This week we are in the midst of a lesson in Crisis Public Relations at its worst from two major brands – Blackberry and Netflix. While blackberry for three consecutive days has seen outages worldwide and users unable to connect, struggles with Netflix continue week after week.
Users worldwide are outraged at being unable to communicate instantly as they have grown accustomed to – and Blackberry spokespersons are communicating with messages like “Message delays were caused by a core switch failure in RIM’s infrastructure”. That’s not consumer friendly English which resonates with people, and few of us know (or care) what a “core switch” is. We just want our damn blackberries to work. And to make it worse, they have communicated that the service works – only to see it fail minutes later again.
The very basics of crisis PR management involves communicating clearly, honestly and in language which resonates with consumers. The brand – particularly with the imminent launch of the Apple iPhone 4S – needs to very quickly communicate much clearer – in addition, naturally to fixing the problem immediately.
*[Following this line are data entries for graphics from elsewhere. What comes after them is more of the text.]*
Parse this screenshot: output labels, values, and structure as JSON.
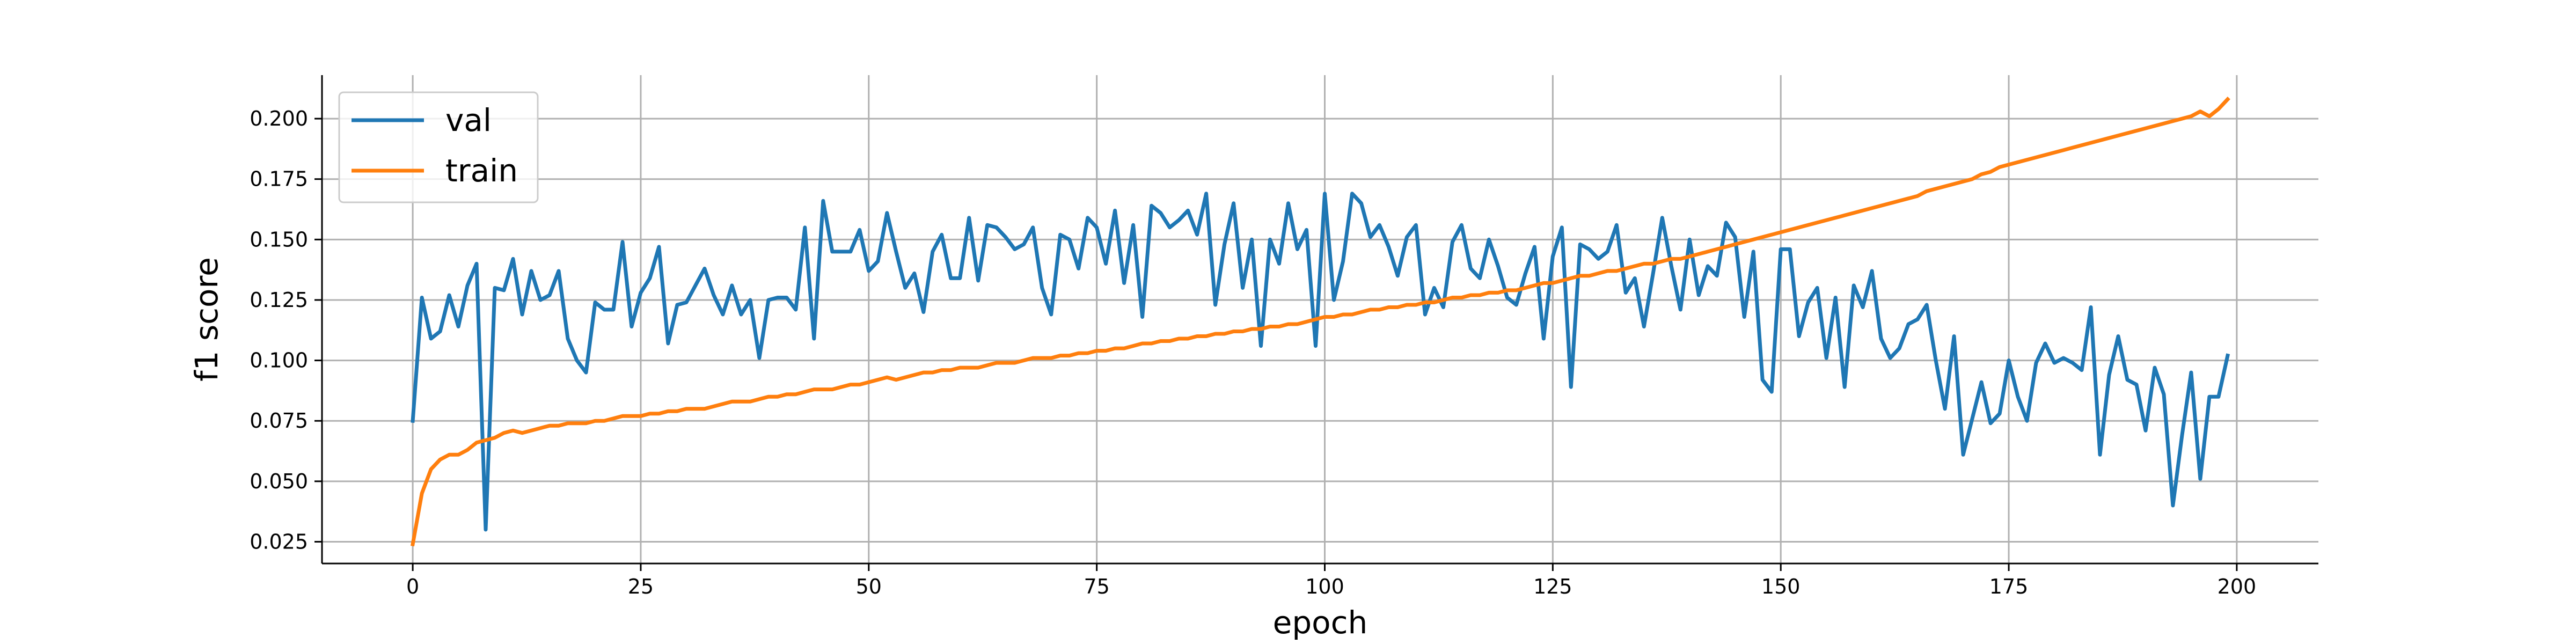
{
  "chart_data": {
    "type": "line",
    "xlabel": "epoch",
    "ylabel": "f1 score",
    "xlim": [
      -9.95,
      208.95
    ],
    "ylim": [
      0.016,
      0.218
    ],
    "xticks": [
      0,
      25,
      50,
      75,
      100,
      125,
      150,
      175,
      200
    ],
    "yticks": [
      0.025,
      0.05,
      0.075,
      0.1,
      0.125,
      0.15,
      0.175,
      0.2
    ],
    "ytick_labels": [
      "0.025",
      "0.050",
      "0.075",
      "0.100",
      "0.125",
      "0.150",
      "0.175",
      "0.200"
    ],
    "grid": true,
    "legend_position": "top-left",
    "series": [
      {
        "name": "val",
        "color": "#1f77b4",
        "x": [
          0,
          1,
          2,
          3,
          4,
          5,
          6,
          7,
          8,
          9,
          10,
          11,
          12,
          13,
          14,
          15,
          16,
          17,
          18,
          19,
          20,
          21,
          22,
          23,
          24,
          25,
          26,
          27,
          28,
          29,
          30,
          31,
          32,
          33,
          34,
          35,
          36,
          37,
          38,
          39,
          40,
          41,
          42,
          43,
          44,
          45,
          46,
          47,
          48,
          49,
          50,
          51,
          52,
          53,
          54,
          55,
          56,
          57,
          58,
          59,
          60,
          61,
          62,
          63,
          64,
          65,
          66,
          67,
          68,
          69,
          70,
          71,
          72,
          73,
          74,
          75,
          76,
          77,
          78,
          79,
          80,
          81,
          82,
          83,
          84,
          85,
          86,
          87,
          88,
          89,
          90,
          91,
          92,
          93,
          94,
          95,
          96,
          97,
          98,
          99,
          100,
          101,
          102,
          103,
          104,
          105,
          106,
          107,
          108,
          109,
          110,
          111,
          112,
          113,
          114,
          115,
          116,
          117,
          118,
          119,
          120,
          121,
          122,
          123,
          124,
          125,
          126,
          127,
          128,
          129,
          130,
          131,
          132,
          133,
          134,
          135,
          136,
          137,
          138,
          139,
          140,
          141,
          142,
          143,
          144,
          145,
          146,
          147,
          148,
          149,
          150,
          151,
          152,
          153,
          154,
          155,
          156,
          157,
          158,
          159,
          160,
          161,
          162,
          163,
          164,
          165,
          166,
          167,
          168,
          169,
          170,
          171,
          172,
          173,
          174,
          175,
          176,
          177,
          178,
          179,
          180,
          181,
          182,
          183,
          184,
          185,
          186,
          187,
          188,
          189,
          190,
          191,
          192,
          193,
          194,
          195,
          196,
          197,
          198,
          199
        ],
        "values": [
          0.075,
          0.126,
          0.109,
          0.112,
          0.127,
          0.114,
          0.131,
          0.14,
          0.03,
          0.13,
          0.129,
          0.142,
          0.119,
          0.137,
          0.125,
          0.127,
          0.137,
          0.109,
          0.1,
          0.095,
          0.124,
          0.121,
          0.121,
          0.149,
          0.114,
          0.128,
          0.134,
          0.147,
          0.107,
          0.123,
          0.124,
          0.131,
          0.138,
          0.127,
          0.119,
          0.131,
          0.119,
          0.125,
          0.101,
          0.125,
          0.126,
          0.126,
          0.121,
          0.155,
          0.109,
          0.166,
          0.145,
          0.145,
          0.145,
          0.154,
          0.137,
          0.141,
          0.161,
          0.145,
          0.13,
          0.136,
          0.12,
          0.145,
          0.152,
          0.134,
          0.134,
          0.159,
          0.133,
          0.156,
          0.155,
          0.151,
          0.146,
          0.148,
          0.155,
          0.13,
          0.119,
          0.152,
          0.15,
          0.138,
          0.159,
          0.155,
          0.14,
          0.162,
          0.132,
          0.156,
          0.118,
          0.164,
          0.161,
          0.155,
          0.158,
          0.162,
          0.152,
          0.169,
          0.123,
          0.148,
          0.165,
          0.13,
          0.15,
          0.106,
          0.15,
          0.14,
          0.165,
          0.146,
          0.154,
          0.106,
          0.169,
          0.125,
          0.141,
          0.169,
          0.165,
          0.151,
          0.156,
          0.147,
          0.135,
          0.151,
          0.156,
          0.119,
          0.13,
          0.122,
          0.149,
          0.156,
          0.138,
          0.134,
          0.15,
          0.139,
          0.126,
          0.123,
          0.136,
          0.147,
          0.109,
          0.143,
          0.155,
          0.089,
          0.148,
          0.146,
          0.142,
          0.145,
          0.156,
          0.128,
          0.134,
          0.114,
          0.136,
          0.159,
          0.139,
          0.121,
          0.15,
          0.127,
          0.139,
          0.135,
          0.157,
          0.151,
          0.118,
          0.145,
          0.092,
          0.087,
          0.146,
          0.146,
          0.11,
          0.124,
          0.13,
          0.101,
          0.126,
          0.089,
          0.131,
          0.122,
          0.137,
          0.109,
          0.101,
          0.105,
          0.115,
          0.117,
          0.123,
          0.1,
          0.08,
          0.11,
          0.061,
          0.076,
          0.091,
          0.074,
          0.078,
          0.1,
          0.085,
          0.075,
          0.099,
          0.107,
          0.099,
          0.101,
          0.099,
          0.096,
          0.122,
          0.061,
          0.094,
          0.11,
          0.092,
          0.09,
          0.071,
          0.097,
          0.086,
          0.04,
          0.069,
          0.095,
          0.051,
          0.085,
          0.085,
          0.102
        ]
      },
      {
        "name": "train",
        "color": "#ff7f0e",
        "x": [
          0,
          1,
          2,
          3,
          4,
          5,
          6,
          7,
          8,
          9,
          10,
          11,
          12,
          13,
          14,
          15,
          16,
          17,
          18,
          19,
          20,
          21,
          22,
          23,
          24,
          25,
          26,
          27,
          28,
          29,
          30,
          31,
          32,
          33,
          34,
          35,
          36,
          37,
          38,
          39,
          40,
          41,
          42,
          43,
          44,
          45,
          46,
          47,
          48,
          49,
          50,
          51,
          52,
          53,
          54,
          55,
          56,
          57,
          58,
          59,
          60,
          61,
          62,
          63,
          64,
          65,
          66,
          67,
          68,
          69,
          70,
          71,
          72,
          73,
          74,
          75,
          76,
          77,
          78,
          79,
          80,
          81,
          82,
          83,
          84,
          85,
          86,
          87,
          88,
          89,
          90,
          91,
          92,
          93,
          94,
          95,
          96,
          97,
          98,
          99,
          100,
          101,
          102,
          103,
          104,
          105,
          106,
          107,
          108,
          109,
          110,
          111,
          112,
          113,
          114,
          115,
          116,
          117,
          118,
          119,
          120,
          121,
          122,
          123,
          124,
          125,
          126,
          127,
          128,
          129,
          130,
          131,
          132,
          133,
          134,
          135,
          136,
          137,
          138,
          139,
          140,
          141,
          142,
          143,
          144,
          145,
          146,
          147,
          148,
          149,
          150,
          151,
          152,
          153,
          154,
          155,
          156,
          157,
          158,
          159,
          160,
          161,
          162,
          163,
          164,
          165,
          166,
          167,
          168,
          169,
          170,
          171,
          172,
          173,
          174,
          175,
          176,
          177,
          178,
          179,
          180,
          181,
          182,
          183,
          184,
          185,
          186,
          187,
          188,
          189,
          190,
          191,
          192,
          193,
          194,
          195,
          196,
          197,
          198,
          199
        ],
        "values": [
          0.024,
          0.045,
          0.055,
          0.059,
          0.061,
          0.061,
          0.063,
          0.066,
          0.067,
          0.068,
          0.07,
          0.071,
          0.07,
          0.071,
          0.072,
          0.073,
          0.073,
          0.074,
          0.074,
          0.074,
          0.075,
          0.075,
          0.076,
          0.077,
          0.077,
          0.077,
          0.078,
          0.078,
          0.079,
          0.079,
          0.08,
          0.08,
          0.08,
          0.081,
          0.082,
          0.083,
          0.083,
          0.083,
          0.084,
          0.085,
          0.085,
          0.086,
          0.086,
          0.087,
          0.088,
          0.088,
          0.088,
          0.089,
          0.09,
          0.09,
          0.091,
          0.092,
          0.093,
          0.092,
          0.093,
          0.094,
          0.095,
          0.095,
          0.096,
          0.096,
          0.097,
          0.097,
          0.097,
          0.098,
          0.099,
          0.099,
          0.099,
          0.1,
          0.101,
          0.101,
          0.101,
          0.102,
          0.102,
          0.103,
          0.103,
          0.104,
          0.104,
          0.105,
          0.105,
          0.106,
          0.107,
          0.107,
          0.108,
          0.108,
          0.109,
          0.109,
          0.11,
          0.11,
          0.111,
          0.111,
          0.112,
          0.112,
          0.113,
          0.113,
          0.114,
          0.114,
          0.115,
          0.115,
          0.116,
          0.117,
          0.118,
          0.118,
          0.119,
          0.119,
          0.12,
          0.121,
          0.121,
          0.122,
          0.122,
          0.123,
          0.123,
          0.124,
          0.124,
          0.125,
          0.126,
          0.126,
          0.127,
          0.127,
          0.128,
          0.128,
          0.129,
          0.129,
          0.13,
          0.131,
          0.132,
          0.132,
          0.133,
          0.134,
          0.135,
          0.135,
          0.136,
          0.137,
          0.137,
          0.138,
          0.139,
          0.14,
          0.14,
          0.141,
          0.142,
          0.142,
          0.143,
          0.144,
          0.145,
          0.146,
          0.147,
          0.148,
          0.149,
          0.15,
          0.151,
          0.152,
          0.153,
          0.154,
          0.155,
          0.156,
          0.157,
          0.158,
          0.159,
          0.16,
          0.161,
          0.162,
          0.163,
          0.164,
          0.165,
          0.166,
          0.167,
          0.168,
          0.17,
          0.171,
          0.172,
          0.173,
          0.174,
          0.175,
          0.177,
          0.178,
          0.18,
          0.181,
          0.182,
          0.183,
          0.184,
          0.185,
          0.186,
          0.187,
          0.188,
          0.189,
          0.19,
          0.191,
          0.192,
          0.193,
          0.194,
          0.195,
          0.196,
          0.197,
          0.198,
          0.199,
          0.2,
          0.201,
          0.203,
          0.201,
          0.204,
          0.208
        ]
      }
    ]
  }
}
Netflix is a brand which also is failing miserably at crisis PR. Following weeks of bad marketing decisions – from the price increase which consumers hated, to their decision to split the business, Netflix hasn’t had a shining few months for brand appreciation. Today, Netflix dropped the ball yet again and lost points with an announcement via a blog post that they no longer intended to split business units. Yes, a blog post. Did no one have the guts to stand up and face the music?
In times of trouble, brands have to apply a personal, human touch. It’s necessary for brands to provide a face for crisis – with senior management directly involved, not a blog posting. The media will ask questions, customers will leave, and no interaction allows media to define the issues as they see them and create others without Netflix’s help. A press conference was the way to broadcast a concise and consistent message. Gathering the media together, presenting the same message to everyone, and answering a few questions was the right path. Amazingly, Netflix is a company that succeed as Blockbuster disappeared and didn’t address issues of importance to their core consumer – convenience, time, and cost.
The Chief Financial Officer of Netflix, Barry McCarthy has said in the past “We have benefited enormously from the rapid growth in word of mouth (publicity). It has taken us to levels that we thought we would not soon see.” In bad times, the company needs to apply these lessons as well, not just in good times.
As Warren Buffett has said “It takes twenty years to build a reputation and five minutes to ruin it. If you think about that, you’ll do things differently.”